Responding to questions from the Senate Banking Committee, Yellen said 3% growth “would be wonderful if we could accomplish it” in the next two to five years, but “it will be quite challenging.”
On the balance sheet, Yellen said, “Our intention is to shrink our balance sheet in a slow, gradual, predictable way.” The reduction plan, Yellen said, should “run in the background.”
When asked if the balance sheet will return to the $1 billion level, she replied, “I have no expectation of going back to a balance sheet that small,” adding that she could not specify how small the balance sheet will be when the process ends.
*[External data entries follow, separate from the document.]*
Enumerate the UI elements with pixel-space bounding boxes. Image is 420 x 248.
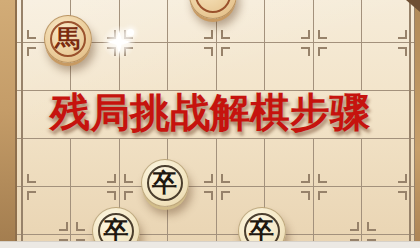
point-marker xyxy=(107,174,116,183)
point-marker xyxy=(301,30,310,39)
point-marker xyxy=(221,30,230,39)
point-marker xyxy=(27,30,36,39)
point-marker xyxy=(27,174,36,183)
point-marker xyxy=(27,191,36,200)
file-line xyxy=(313,138,314,242)
piece-black-soldier-1[interactable]: 卒 xyxy=(141,159,189,207)
file-line xyxy=(264,0,265,90)
point-marker xyxy=(318,174,327,183)
file-line xyxy=(361,138,362,242)
file-border-line xyxy=(21,0,23,242)
piece-character: 馬 xyxy=(55,26,80,51)
point-marker xyxy=(301,174,310,183)
piece-character: 卒 xyxy=(152,170,177,195)
file-line xyxy=(216,138,217,242)
point-marker xyxy=(221,191,230,200)
point-marker xyxy=(76,222,85,231)
point-marker xyxy=(221,174,230,183)
point-marker xyxy=(124,191,133,200)
point-marker xyxy=(221,47,230,56)
title-overlay: 残局挑战解棋步骤 xyxy=(50,85,370,140)
piece-ring xyxy=(195,0,231,13)
point-marker xyxy=(301,191,310,200)
file-line xyxy=(167,0,168,90)
point-marker xyxy=(204,47,213,56)
point-marker xyxy=(27,47,36,56)
file-line xyxy=(361,0,362,90)
file-border-line xyxy=(409,0,411,242)
board-corner-shadow xyxy=(406,0,420,12)
bottom-panel-edge xyxy=(0,241,420,248)
board-right-edge xyxy=(414,0,420,248)
point-marker xyxy=(59,222,68,231)
board-left-edge xyxy=(0,0,17,248)
point-marker xyxy=(204,191,213,200)
piece-character: 卒 xyxy=(249,218,274,243)
xiangqi-endgame-screen: 馬卒卒卒 残局挑战解棋步骤 xyxy=(0,0,420,248)
point-marker xyxy=(124,174,133,183)
point-marker xyxy=(398,30,407,39)
piece-cutoff-red-piece[interactable] xyxy=(189,0,237,19)
point-marker xyxy=(367,222,376,231)
piece-character: 卒 xyxy=(104,218,129,243)
point-marker xyxy=(350,222,359,231)
point-marker xyxy=(398,191,407,200)
point-marker xyxy=(398,174,407,183)
point-marker xyxy=(107,191,116,200)
point-marker xyxy=(398,47,407,56)
point-marker xyxy=(301,47,310,56)
sparkle-dot-icon xyxy=(127,29,134,36)
point-marker xyxy=(318,30,327,39)
point-marker xyxy=(204,174,213,183)
point-marker xyxy=(318,191,327,200)
file-line xyxy=(70,138,71,242)
piece-red-horse[interactable]: 馬 xyxy=(44,15,92,63)
point-marker xyxy=(204,30,213,39)
point-marker xyxy=(318,47,327,56)
file-line xyxy=(313,0,314,90)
On inflation, she said, “The risk with respect to inflation is two-sided,” but she added, “It probably remains prudent to remain on a gradual path of rate increases” because of the lag. She added that monetary policy is not on a pre-set course and can be altered if needed.
The lack of upward pressure on wages remains a concern.
As for the “long” expansion, Yellen said, “I don’t believe expansions die of old age. I don’t see anything inherent in the expansion to suggest it will come to an end soon.”
On inflation, Yellen said, “We’re very focused on trying to bring inflation up to our 2% target. It’s important that when we have a 2% inflation objective that we meet it.”
Yellen again would not say if she would accept renomination.